REPUBLIKA.CO.ID, TOKOYO -- Badan Meteorologi Jepang mengeluarkan peringatan gempa besar atau megaquake pertama kalinya pada 8 Agustus lalu. Peringatan itu dikeluarkan setelah gempa 7,1 magnitudo mengguncang Prefektur Miyazaki di selatan Jepang satu hari sebelumnya.
Gempa di Miyazaki melukai setidaknya 16 orang dan memicu tsunami kecil dengan ketinggian hingga 50 sentimeter selama setengah jam setelah gempa. Episentrum gempa Miyazaki di lepas pantai dengan kedalaman sekitar 25 kilometer di bawah tanah dekat dasar laut yang disebut Palung Nankai.
Dikutip dari Science News, Selasa (13/8/2024) terdapat zona patahan lempeng di bawah palung tersebut, dan pakar khawatir guncangan Miyazaki mengubah distribusi tekanan di sepanjang palung, berpotensi menimbulkan gempa 8 magnitudo atau lebih besar lagi.
Pemerintah Jepang memperkirakan guncangan itu dapat menewaskan ratusan ribu orang. "Kemungkinan gempa bumi skala besar dinilai lebih tinggi dibandingkan kondisi normal," kata JMA dalam peringatan yang dikeluarkan Kamis (8/8/2024) pekan lalu.
Peringatan gempa bumi besar diperkirakan terus berlaku selama satu pekan. JMA menyarankan warga di seluruh selatan Jepang untuk tetap waspada dan bersiap setelah satu pekan masa peringatan berakhir.
Dalam konferensi pers bersama JMA pekan lalu, geolog University of Tokyo Naoshi Hirata mengatakan peluang gempa besar terjadi pekan depan sekitar 1 banding 100. Ia juga mengatakan peluang gempa 8 atau 9 magnitudo di Palung Nankai pada 30 tahun ke depan sekitar 70 sampai 80 persen.
"Terdapat risiko jangka-panjang, tapi ini merupakan peningkatan risiko jangka-pendek karena gempa 7,1 magnitudo," kata pakar geofisika Badan Survei Geologi Amerika Serikat (AS), Morgan Page.
"Resiko jangka pendek ini semakin berkurang setiap hari bila gempa lain tidak terjadi," tambahnya.
Jepang sering dilanda gempa besar dan peringatan pekan lalu tidak mengindikasikan meningkatnya aktivitas seismik akan menjadi tren.

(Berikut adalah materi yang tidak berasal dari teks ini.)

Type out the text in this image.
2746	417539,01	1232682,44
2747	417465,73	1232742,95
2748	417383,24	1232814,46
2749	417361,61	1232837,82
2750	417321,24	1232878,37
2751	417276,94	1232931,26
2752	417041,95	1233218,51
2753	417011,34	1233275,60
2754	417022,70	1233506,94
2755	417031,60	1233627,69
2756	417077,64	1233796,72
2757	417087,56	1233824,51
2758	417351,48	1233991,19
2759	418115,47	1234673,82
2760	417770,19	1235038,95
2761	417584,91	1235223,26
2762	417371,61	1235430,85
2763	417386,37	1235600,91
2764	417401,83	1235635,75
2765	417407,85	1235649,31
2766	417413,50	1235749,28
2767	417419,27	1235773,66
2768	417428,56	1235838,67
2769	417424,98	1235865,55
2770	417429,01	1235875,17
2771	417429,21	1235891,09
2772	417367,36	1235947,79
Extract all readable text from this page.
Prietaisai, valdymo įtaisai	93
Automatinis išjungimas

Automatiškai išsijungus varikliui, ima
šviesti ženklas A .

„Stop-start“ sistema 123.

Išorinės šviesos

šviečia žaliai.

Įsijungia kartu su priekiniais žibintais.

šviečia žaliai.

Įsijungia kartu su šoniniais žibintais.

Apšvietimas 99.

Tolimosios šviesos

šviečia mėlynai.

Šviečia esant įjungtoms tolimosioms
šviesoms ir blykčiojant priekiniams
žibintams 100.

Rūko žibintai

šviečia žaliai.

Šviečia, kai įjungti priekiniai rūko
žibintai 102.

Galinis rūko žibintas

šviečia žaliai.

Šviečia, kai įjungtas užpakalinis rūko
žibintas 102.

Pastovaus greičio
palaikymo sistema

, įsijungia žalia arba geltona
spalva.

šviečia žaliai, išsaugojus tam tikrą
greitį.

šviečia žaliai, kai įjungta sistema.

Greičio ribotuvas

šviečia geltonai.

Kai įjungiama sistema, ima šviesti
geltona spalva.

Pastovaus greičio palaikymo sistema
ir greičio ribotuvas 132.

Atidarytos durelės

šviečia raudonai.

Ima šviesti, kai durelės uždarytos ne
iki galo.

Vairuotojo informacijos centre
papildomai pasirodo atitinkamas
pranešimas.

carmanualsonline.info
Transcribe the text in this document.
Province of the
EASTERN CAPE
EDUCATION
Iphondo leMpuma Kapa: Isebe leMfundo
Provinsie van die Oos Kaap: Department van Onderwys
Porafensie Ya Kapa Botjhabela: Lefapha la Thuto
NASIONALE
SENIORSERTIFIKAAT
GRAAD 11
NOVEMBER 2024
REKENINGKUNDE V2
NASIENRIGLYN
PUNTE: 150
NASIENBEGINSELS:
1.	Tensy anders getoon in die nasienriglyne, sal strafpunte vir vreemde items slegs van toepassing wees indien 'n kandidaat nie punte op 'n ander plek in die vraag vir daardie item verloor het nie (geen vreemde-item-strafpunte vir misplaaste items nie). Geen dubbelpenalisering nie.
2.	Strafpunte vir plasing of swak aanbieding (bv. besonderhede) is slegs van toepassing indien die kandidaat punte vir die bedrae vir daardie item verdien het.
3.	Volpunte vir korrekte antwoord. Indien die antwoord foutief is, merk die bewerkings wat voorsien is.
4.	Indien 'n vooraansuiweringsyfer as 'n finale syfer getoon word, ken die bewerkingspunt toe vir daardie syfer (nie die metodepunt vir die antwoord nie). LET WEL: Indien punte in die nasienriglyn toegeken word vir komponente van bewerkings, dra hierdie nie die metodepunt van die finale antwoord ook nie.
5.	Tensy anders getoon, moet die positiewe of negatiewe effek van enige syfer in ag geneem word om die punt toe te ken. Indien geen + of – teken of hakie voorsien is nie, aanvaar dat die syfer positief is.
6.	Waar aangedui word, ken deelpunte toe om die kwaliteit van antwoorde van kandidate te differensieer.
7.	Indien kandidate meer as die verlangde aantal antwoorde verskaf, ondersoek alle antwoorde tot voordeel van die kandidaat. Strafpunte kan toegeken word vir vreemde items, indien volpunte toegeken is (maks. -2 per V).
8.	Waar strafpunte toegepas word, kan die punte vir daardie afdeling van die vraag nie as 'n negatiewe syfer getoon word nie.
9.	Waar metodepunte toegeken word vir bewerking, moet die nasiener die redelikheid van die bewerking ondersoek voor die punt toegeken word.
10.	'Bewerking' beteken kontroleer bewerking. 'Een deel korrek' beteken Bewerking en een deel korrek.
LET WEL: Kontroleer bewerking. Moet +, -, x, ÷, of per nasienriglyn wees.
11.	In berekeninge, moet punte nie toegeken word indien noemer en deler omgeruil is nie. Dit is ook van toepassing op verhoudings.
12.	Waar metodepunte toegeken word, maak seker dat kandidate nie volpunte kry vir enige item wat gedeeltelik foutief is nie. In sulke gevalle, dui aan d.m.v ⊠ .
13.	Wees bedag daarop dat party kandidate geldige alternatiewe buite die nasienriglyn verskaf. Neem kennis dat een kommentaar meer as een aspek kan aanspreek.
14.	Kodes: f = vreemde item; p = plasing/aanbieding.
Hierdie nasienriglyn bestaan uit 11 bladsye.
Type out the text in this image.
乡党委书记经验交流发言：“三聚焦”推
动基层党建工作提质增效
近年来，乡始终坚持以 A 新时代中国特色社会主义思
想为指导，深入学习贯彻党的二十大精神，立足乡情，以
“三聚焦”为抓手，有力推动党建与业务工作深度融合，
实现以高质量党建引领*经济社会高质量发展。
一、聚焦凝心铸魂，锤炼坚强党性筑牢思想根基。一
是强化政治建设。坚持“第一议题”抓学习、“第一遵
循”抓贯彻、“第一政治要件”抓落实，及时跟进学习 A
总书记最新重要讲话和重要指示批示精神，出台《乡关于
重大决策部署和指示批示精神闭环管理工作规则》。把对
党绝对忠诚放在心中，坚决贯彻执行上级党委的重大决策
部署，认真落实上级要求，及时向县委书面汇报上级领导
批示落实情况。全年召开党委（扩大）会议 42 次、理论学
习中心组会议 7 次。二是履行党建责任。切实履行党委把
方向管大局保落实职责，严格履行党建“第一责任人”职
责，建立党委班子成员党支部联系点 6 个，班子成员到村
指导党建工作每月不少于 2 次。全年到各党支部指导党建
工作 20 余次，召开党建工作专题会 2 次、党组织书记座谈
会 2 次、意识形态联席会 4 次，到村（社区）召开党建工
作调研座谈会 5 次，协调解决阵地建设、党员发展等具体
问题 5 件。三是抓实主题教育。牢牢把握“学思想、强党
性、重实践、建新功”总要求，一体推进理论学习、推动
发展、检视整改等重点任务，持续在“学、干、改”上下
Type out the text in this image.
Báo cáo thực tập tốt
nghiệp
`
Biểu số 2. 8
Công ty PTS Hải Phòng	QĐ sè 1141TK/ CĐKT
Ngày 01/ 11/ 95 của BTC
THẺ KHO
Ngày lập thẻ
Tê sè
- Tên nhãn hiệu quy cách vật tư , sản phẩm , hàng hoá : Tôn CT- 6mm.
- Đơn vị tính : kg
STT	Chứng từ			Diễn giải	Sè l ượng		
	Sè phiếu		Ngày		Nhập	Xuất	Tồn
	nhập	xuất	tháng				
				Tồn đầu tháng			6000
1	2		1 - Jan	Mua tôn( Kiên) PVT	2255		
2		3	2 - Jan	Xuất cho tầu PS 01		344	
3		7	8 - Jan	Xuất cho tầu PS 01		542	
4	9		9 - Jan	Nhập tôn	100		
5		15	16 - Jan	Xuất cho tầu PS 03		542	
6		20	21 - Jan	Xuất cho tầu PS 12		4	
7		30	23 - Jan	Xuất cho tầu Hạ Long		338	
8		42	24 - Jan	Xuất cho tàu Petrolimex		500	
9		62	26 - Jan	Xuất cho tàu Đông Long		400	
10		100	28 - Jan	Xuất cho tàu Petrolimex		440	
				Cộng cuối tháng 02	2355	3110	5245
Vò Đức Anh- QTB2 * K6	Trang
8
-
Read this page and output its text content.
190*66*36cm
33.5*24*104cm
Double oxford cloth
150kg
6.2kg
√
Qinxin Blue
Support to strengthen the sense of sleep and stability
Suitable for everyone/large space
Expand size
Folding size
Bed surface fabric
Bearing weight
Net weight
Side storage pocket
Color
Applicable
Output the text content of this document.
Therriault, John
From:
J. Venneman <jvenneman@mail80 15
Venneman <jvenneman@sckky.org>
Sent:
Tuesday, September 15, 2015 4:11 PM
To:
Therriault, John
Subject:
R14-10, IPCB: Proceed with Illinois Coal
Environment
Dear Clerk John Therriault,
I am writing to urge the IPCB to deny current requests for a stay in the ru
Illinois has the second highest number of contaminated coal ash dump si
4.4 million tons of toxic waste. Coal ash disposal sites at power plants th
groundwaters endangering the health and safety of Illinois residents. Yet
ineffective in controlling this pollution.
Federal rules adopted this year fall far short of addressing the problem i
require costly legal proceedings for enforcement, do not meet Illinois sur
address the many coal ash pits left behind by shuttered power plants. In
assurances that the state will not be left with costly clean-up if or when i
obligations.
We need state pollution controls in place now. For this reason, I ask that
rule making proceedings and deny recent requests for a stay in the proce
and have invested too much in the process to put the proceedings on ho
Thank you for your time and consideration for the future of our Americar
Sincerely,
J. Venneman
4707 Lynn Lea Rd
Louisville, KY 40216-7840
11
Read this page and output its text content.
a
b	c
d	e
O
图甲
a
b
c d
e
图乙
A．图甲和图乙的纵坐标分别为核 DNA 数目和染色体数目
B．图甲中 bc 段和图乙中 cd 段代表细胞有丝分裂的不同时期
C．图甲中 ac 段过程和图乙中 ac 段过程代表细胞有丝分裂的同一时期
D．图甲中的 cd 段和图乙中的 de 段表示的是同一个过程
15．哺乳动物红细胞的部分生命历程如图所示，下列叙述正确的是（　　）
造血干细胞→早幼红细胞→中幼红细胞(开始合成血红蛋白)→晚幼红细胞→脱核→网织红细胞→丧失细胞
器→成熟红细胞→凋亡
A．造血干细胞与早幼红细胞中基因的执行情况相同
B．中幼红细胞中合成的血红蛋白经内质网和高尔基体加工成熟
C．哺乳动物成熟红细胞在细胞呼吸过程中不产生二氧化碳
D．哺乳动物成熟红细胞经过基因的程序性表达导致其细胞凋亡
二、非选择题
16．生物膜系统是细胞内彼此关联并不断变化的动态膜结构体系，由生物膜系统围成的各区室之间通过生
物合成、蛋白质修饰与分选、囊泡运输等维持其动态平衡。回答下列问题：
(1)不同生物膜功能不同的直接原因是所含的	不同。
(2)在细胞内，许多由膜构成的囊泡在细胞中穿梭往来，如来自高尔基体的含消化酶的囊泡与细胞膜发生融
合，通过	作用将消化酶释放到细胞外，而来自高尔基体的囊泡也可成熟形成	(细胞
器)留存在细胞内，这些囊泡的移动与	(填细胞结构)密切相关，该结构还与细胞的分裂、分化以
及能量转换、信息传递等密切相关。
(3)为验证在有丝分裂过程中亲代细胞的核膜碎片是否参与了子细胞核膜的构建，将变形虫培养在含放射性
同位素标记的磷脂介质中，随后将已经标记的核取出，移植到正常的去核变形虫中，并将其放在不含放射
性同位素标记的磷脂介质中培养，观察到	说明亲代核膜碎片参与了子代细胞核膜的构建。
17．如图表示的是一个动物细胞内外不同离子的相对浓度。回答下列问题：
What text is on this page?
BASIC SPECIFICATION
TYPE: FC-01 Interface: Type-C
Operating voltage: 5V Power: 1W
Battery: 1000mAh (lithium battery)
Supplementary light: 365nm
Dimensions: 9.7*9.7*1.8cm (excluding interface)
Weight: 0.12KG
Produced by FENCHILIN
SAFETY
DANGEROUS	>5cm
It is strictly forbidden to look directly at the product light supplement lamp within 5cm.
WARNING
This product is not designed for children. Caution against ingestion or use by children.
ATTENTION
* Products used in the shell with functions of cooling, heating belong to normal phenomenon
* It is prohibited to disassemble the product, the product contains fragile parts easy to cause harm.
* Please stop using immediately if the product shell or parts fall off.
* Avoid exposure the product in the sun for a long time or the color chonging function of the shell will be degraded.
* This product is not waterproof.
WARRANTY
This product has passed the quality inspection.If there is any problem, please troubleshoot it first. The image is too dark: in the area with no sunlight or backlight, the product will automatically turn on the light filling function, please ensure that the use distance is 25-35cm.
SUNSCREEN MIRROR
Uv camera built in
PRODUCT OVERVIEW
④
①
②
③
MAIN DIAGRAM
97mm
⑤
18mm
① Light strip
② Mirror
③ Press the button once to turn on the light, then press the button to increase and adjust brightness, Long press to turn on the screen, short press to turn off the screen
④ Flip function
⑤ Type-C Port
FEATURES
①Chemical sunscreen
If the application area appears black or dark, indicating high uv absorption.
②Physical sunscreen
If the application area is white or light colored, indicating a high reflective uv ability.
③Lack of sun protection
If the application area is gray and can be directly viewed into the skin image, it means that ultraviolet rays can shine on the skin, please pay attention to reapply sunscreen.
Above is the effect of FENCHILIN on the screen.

Peringatan pekan lalu merupakan peringatan tertinggi kedua berdasarkan protokol Informasi Ekstra Gempa Palung Nankai yang diperkenalkan tahun 2017 lalu.
Protokol ini diaktifkan ketika gempa berkekuatan 6,8 magnitudo atau lebih mengguncang Palung Nankai atau sekitarnya. Peringatan tertinggi dipicu gempa dengan kekuatan gempa 8 magnitudo.
Palung Nankai terbentuk subduksi Lempeng Laut Filipina di bawah Lempeng Eurasia. Terdapat zona patahan di mana kedua lempeng berinteraksi yang disebut Megathrust Nankai yang mengalami gempa 8 magnitudo atau lebih setiap 100 sampai 150 tahun sekali.
Gempa terakhir terjadi pada tahun 1946 dengan kekuatan 8,1 magnitudo. Pada Jumat (9/8/2024), guncangan sebesar 5,3 magnitudo mengguncang Prefektur Kanagawa dekat Tokyo, di luar area peringatan gempa besar Palung Nankai.
Bukan hal yang jarang terjadi gempa yang lebih kecil memicu gempa besar. Badan Survei Geologi AS mengatakan berdasarkan observasi sekitar 5 persen gempa akan diikuti gempa yang lebih besar satu pekan setelahnya.
Science News melaporkan, meskipun demikian, mustahil untuk memprediksi gempa bumi secara akurat atau mengetahui apakah gempa bumi akan segera diikuti oleh gempa bumi lainnya.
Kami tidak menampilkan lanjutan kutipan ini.